I was stupid to think we could just leave. I tried. I packed a bag for us and tried to walk out of the quarters the next day while he was at work. The guards were polite, but informed me that under no circumstances was the baby allowed to leave without approval from the general. They took the bag away from me and walked me back to our quarters. He didn’t say a word about it until Leila was packed off to bed. He called me into our bedroom like a child being kept after school. He didn’t believe me when I said we just wanted to go to a park on the mainland. He had gotten a full report of what he called “the incident”. We had our first fight that night. We had disagreements before, arguments, spats like most couples. But I had never truly stood against him on anything.


I lost my temper and asked him about Sybil. He changed then… I think that was one of the few times I saw him as he really was. He picked up his gun then, he was so quiet, so mechanical. I told him that he would never get what he wanted from her, she needed to be trained and he had killed all the others who could train her. That was the first time he hit me.

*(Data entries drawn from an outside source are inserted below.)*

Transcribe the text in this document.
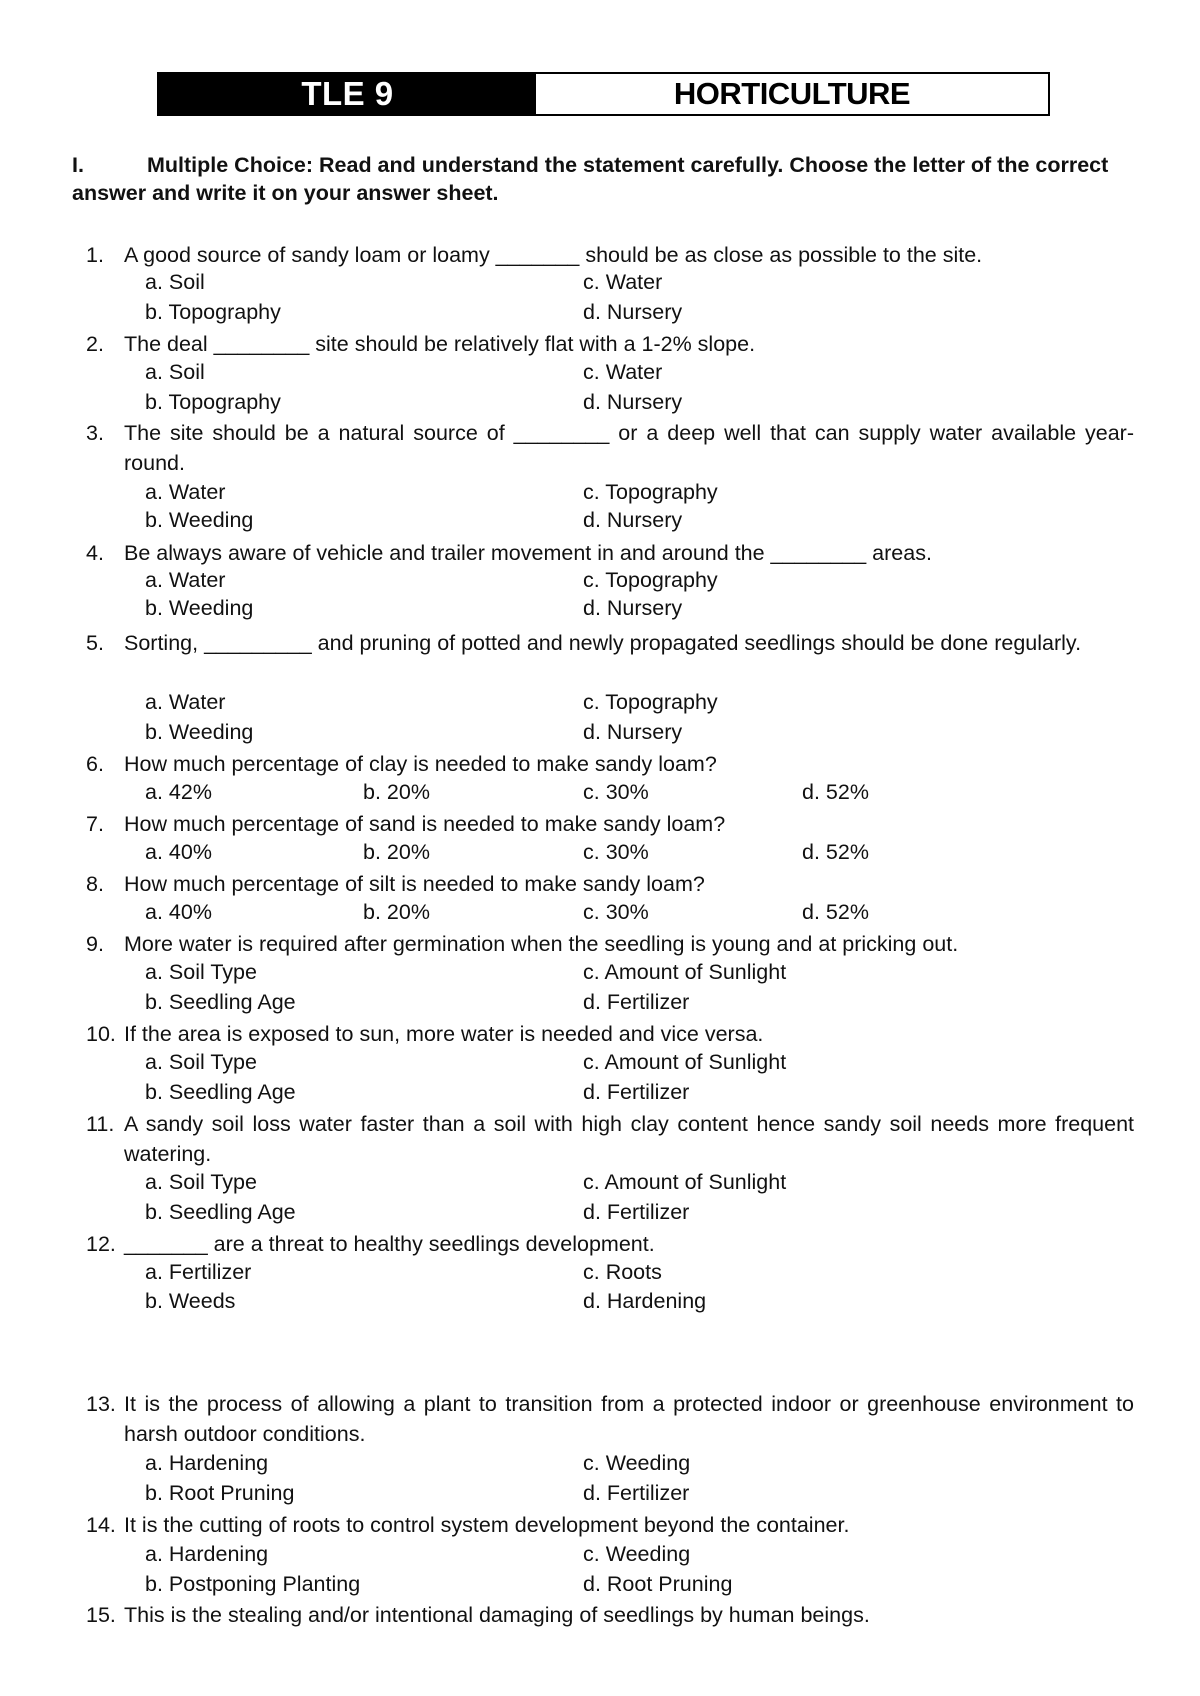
TLE 9	HORTICULTURE
I.	Multiple Choice: Read and understand the statement carefully. Choose the letter of the correct answer and write it on your answer sheet.
1. A good source of sandy loam or loamy _______ should be as close as possible to the site.
a. Soil
b. Topography
c. Water
d. Nursery
2. The deal ________ site should be relatively flat with a 1-2% slope.
a. Soil
b. Topography
c. Water
d. Nursery
3. The site should be a natural source of ________ or a deep well that can supply water available year-round.
a. Water
b. Weeding
c. Topography
d. Nursery
4. Be always aware of vehicle and trailer movement in and around the ________ areas.
a. Water
b. Weeding
c. Topography
d. Nursery
5. Sorting, _________ and pruning of potted and newly propagated seedlings should be done regularly.
a. Water
b. Weeding
c. Topography
d. Nursery
6. How much percentage of clay is needed to make sandy loam?
a. 42%	b. 20%	c. 30%	d. 52%
7. How much percentage of sand is needed to make sandy loam?
a. 40%	b. 20%	c. 30%	d. 52%
8. How much percentage of silt is needed to make sandy loam?
a. 40%	b. 20%	c. 30%	d. 52%
9. More water is required after germination when the seedling is young and at pricking out.
a. Soil Type
b. Seedling Age
c. Amount of Sunlight
d. Fertilizer
10. If the area is exposed to sun, more water is needed and vice versa.
a. Soil Type
b. Seedling Age
c. Amount of Sunlight
d. Fertilizer
11. A sandy soil loss water faster than a soil with high clay content hence sandy soil needs more frequent watering.
a. Soil Type
b. Seedling Age
c. Amount of Sunlight
d. Fertilizer
12. _______ are a threat to healthy seedlings development.
a. Fertilizer
b. Weeds
c. Roots
d. Hardening
13. It is the process of allowing a plant to transition from a protected indoor or greenhouse environment to harsh outdoor conditions.
a. Hardening
b. Root Pruning
c. Weeding
d. Fertilizer
14. It is the cutting of roots to control system development beyond the container.
a. Hardening
b. Postponing Planting
c. Weeding
d. Root Pruning
15. This is the stealing and/or intentional damaging of seedlings by human beings.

At least we were honest then. I hated him openly, and he made no fuss about keeping us prisoner. I could be with my daughter during the day, he took her away every evening. Some nights he would come to me, to talk, to taunt me I suppose, to relieve his stress. I had no family, no connections to speak of, he was brutally honest that no one was looking for me, and that the only people who cared where I was didn’t care what happened to me. I think, by the end of it, he was trying to get me pregnant again.


I prayed to my gods for forgiveness, for what I had brought upon their people. I begged them for the strength to save my daughter. I began to get visions again, true Seeing, not just dreams. Powerfully precise, detailed to a depth I had never experienced – as I said, I am not the strength of my line. But I saw a way, a day, a plan, where a woman and her child could get out of the base and to someplace safe for them.


The details don’t matter, and I’ve told you more than is safe for you to know, but this building was the end of my vision. My gods led me to you, and I have to trust in them.


Her tea had long gone cold, and his mug was empty on the table, the little girl had fallen asleep with all the depth of innocence.


“That’s quite the tale, miss.”

“Yes I know.” Silence filled the room.

“I’ve got some friends, we can get your names to stand up a bit more. But we’ll be careful, I can’t imagine that he’s not looking for you.”

She gasped with disbelief, “We can stay?”

“My late Molly Jean would have my hide if I put you two back out on the street. I am not a young man, Miss Rebekah, and I plan to spend eternity with my Molly. We’ll get you squared away. You got a job yet?”

“Um… no. I don’t. I just got this far…”

“You can clean the building here for your rent, if you want. Food for you and the littl’un if you care to do some housekeeping around my place, cooking, mending, and the like. When you feel up to it, or get tired of putting up with me, we’ll find you something better. I have friends who will take my word over a background check on a government database any day, and know better than to try to take advantage of a woman who don’t need the trouble.”

“Greg…”

“You’re welcome.”

“Don’t tell her, okay? She doesn’t need all this.”

“Miss, I’m not always the sharpest tool in the shed, but I know better than to get between a lion and her cubs.”